After several spectacular failures and frustrating dead ends, I figured out that I better try out Retrieval-Augmented Generation (RAG). RAG is considered better than other approaches involving natural language generation because it combines the strengths of Pre-trained Language Models (for fluent generation and reasoning) and External Knowledge Retrieval (for up-to-date, grounded information).

RAG retrieves relevant documents from a knowledge base (database, vector store) and uses them to anchor responses in actual facts. As no retraining is needed, it is easier and cheaper to maintain domain-specific knowledge, which as a bonus, can be updated anytime.

I found these three articles interesting on the subject:

Downloading Bugzilla Records for Offline Use

I’ve written a small utility to download all Bugzilla records into a local database. This is especially useful for teams who need to analyze historical bug data without exposing their sensitive data to online services. After all, data protection does matter.

The script uses the Bugzilla REST API and supports full dataset extraction, including bugs, comments, and metadata. It’s designed to be robust, simple, and easy to customize for different Bugzilla setups.

You can find it here: github.com/bzoltan1/download-bugzilla

It is important to note that this script may be extremely slow. Also, there is a reason why the API keys are an array. Some Bugzilla servers have limitations for API keys.
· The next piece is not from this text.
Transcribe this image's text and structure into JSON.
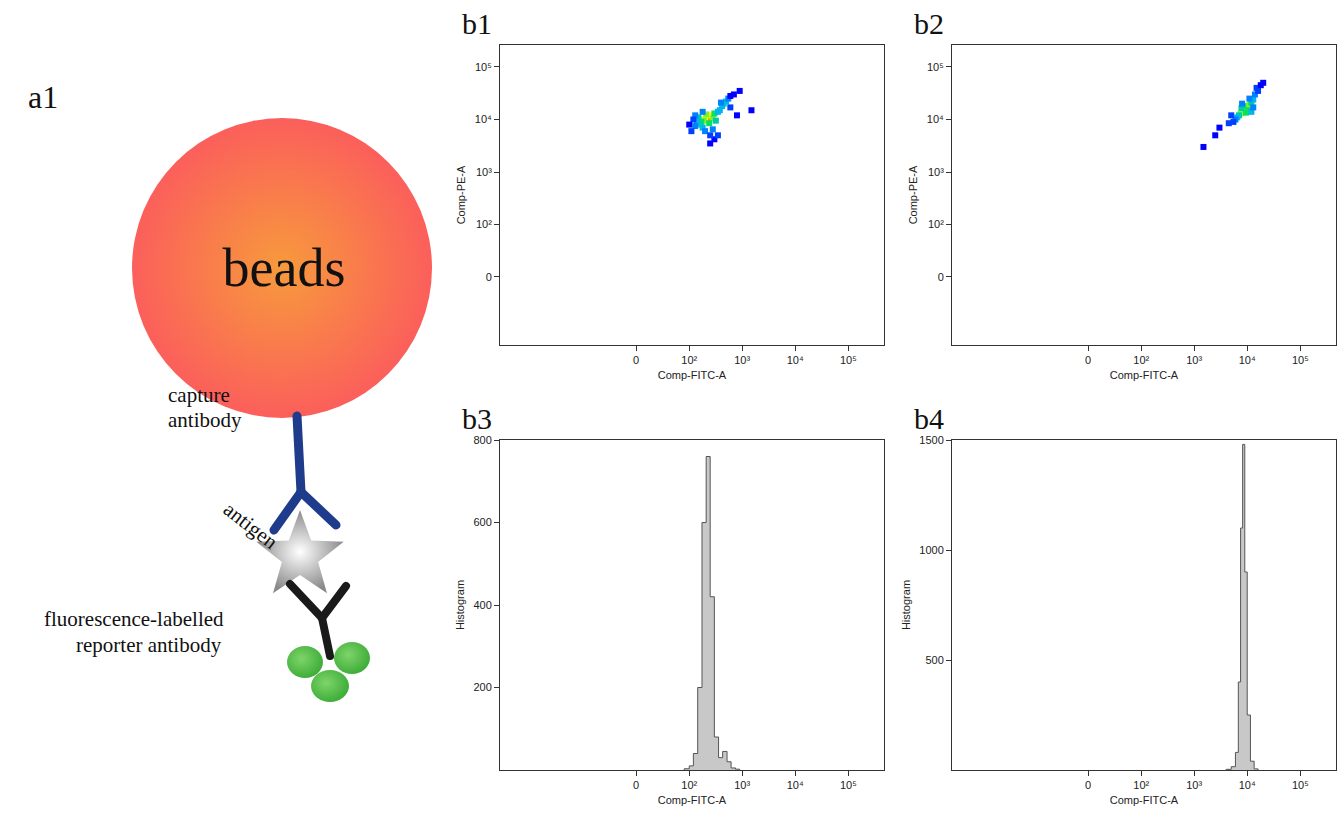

For such servers, and if the Bugzilla database is huge, it is safer to have ten or even more keys.

$ python ./download_bugzilla.py

This command creates a bug_reports.json file with all the Bugzilla records.

Convert Bugzilla records to Chroma Database

The next step is to index Bugzilla bug reports stored in local JSON files into a Chroma vector database for semantic search and retrieval.

Chroma is useful because it lets me search and organize text data based on meaning, not just keywords. In our case, it means I can search Bugzilla bug reports and find similar ones, even if they don’t use the exact same words.

Instead of just indexing text like a traditional database, Chroma turns each bug report into a vector (a list of numbers that represent its meaning). This allows it to compare bugs by their content, which is helpful for finding duplicates, related issues, or patterns.

It’s fast, works well with large datasets, and is easy to use in Python. It’s a good choice for building a smarter search or analysis tool using Bugzilla data.

The process involves:

  • Loading the bug_reports.json file.
  • Flattening each bug into a plain text “document.”
  • Creating embeddings using sentence-transformers.
  • Storing them in a local Chroma vector DB.

$ pip install -U chromadb sentence-transformers langchain-community langchain-chroma langchain-huggingface langchain-ollama $ python ./index_bugs_to_chroma.py

The code is from here: https://github.com/bzoltan1/download-bugzilla/blob/main/index_bugs_to_chroma.py

Run a Local LLM

Ollama is an easy solution with full models like Mistral, Llama3, or Phi. And Ollama is available on openSUSE Tumbleweed:

$ sudo zypper in ollama $ sudo systemctl enable ollama $ sudo systemctl start ollama

Make a Simple Query Interface (RAG Retrieval + Generation)

Finally, I needed a simple script that lets me ask questions in plain English about my Bugzilla bug reports and returns smart, helpful answers.

Here is the code: https://github.com/bzoltan1/download-bugzilla/blob/main/query_interface.py

$ python3.13 query_interface.py Ask a question about the Bugzilla data (Ctrl+C to exit):

Prompt:

It works by finding the most relevant Bugzilla records using a vector search (based on meaning, not just keywords), then feeding those to a local language model (Mistral via Ollama) to generate a response.

The result is a Retrieval-Augmented Generation (RAG) system that gives answers grounded in your actual data, all running locally from the command line.